The classical Stoics are variously called materialists, vitalists, monists, physicalists, and more. What we’re discussing here is not a proclivity for shopping, but rather their understanding of the cosmic nature. The classical Stoics believed (or at least espoused) that all of existence is made up of one stuff, that it’s ordered by a universal reason, and that virtue is the only good and equivalent to eudaimonia.
These are metaphysical positions generally, as we understand it.
However, the Stoic ethics are predicated on its physics. While recently this position has been challenged by some, the academic literature and the classical sources themselves are (to me at least) clear on this issue. As such, to relegate them to the realm of the “metaphysical” does a disservice to the unity of the system for the modern student.

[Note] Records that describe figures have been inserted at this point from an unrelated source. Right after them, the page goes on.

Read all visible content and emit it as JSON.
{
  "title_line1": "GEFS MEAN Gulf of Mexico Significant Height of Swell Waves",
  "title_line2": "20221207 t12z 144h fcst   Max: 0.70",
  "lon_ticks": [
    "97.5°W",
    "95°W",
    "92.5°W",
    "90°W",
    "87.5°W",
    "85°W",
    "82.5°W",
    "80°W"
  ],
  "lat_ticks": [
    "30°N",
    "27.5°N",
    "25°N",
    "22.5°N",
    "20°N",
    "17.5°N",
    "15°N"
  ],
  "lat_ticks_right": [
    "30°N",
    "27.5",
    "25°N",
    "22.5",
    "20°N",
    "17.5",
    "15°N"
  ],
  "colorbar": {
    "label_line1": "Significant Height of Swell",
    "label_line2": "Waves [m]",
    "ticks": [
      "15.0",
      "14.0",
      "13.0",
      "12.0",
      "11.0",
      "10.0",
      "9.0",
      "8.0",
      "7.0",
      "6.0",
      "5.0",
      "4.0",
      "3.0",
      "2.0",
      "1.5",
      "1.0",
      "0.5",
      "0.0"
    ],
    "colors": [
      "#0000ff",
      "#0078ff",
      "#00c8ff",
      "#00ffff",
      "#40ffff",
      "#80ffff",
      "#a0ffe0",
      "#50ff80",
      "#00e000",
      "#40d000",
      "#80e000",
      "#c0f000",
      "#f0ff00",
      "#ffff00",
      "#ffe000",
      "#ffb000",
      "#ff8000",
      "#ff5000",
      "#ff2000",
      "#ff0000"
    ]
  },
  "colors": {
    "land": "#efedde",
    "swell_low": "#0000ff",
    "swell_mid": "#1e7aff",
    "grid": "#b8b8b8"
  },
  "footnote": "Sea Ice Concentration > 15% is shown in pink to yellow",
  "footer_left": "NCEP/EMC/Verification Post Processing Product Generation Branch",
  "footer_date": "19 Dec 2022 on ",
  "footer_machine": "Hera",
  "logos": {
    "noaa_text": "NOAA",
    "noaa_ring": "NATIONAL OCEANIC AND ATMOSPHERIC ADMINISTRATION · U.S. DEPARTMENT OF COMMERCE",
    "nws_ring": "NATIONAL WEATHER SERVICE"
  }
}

This is precisely because the classical position gives us an avenue for the modern practitioner to approach life. If it is possible to divine ethical precepts based on a rational understanding of the universe (assumption), then we still have work to do. The School is in progress. The case of ethics is not closed. The understanding of virtue is not closed. These are open classes, and it is our responsibility as philosophers to continue that work.
Whether you call a certain sub-set of classical postulates and beliefs “physics” or “metaphysics” isn’t really an important-per-se issue; nor is it of a moral nature (thus an indifferent). Within some circles one might be more prevalent than the other, the entirety and the length of the discussion is still one of value, however.
You won’t be kicked out of the Stoic tent (so far as I’m concerned) if you do not believe that universe is all matter surrounded by a cosmic void, or that it forever expands and is consumed in a cosmic fire. You don’t have to believe that the soul of the Sage lives on for a short time (but not past the Ekpyrosis). But it is important to be familiar with the classical beliefs that came along with the ethical and moral precepts of our School if you are to call yourself a Stoic.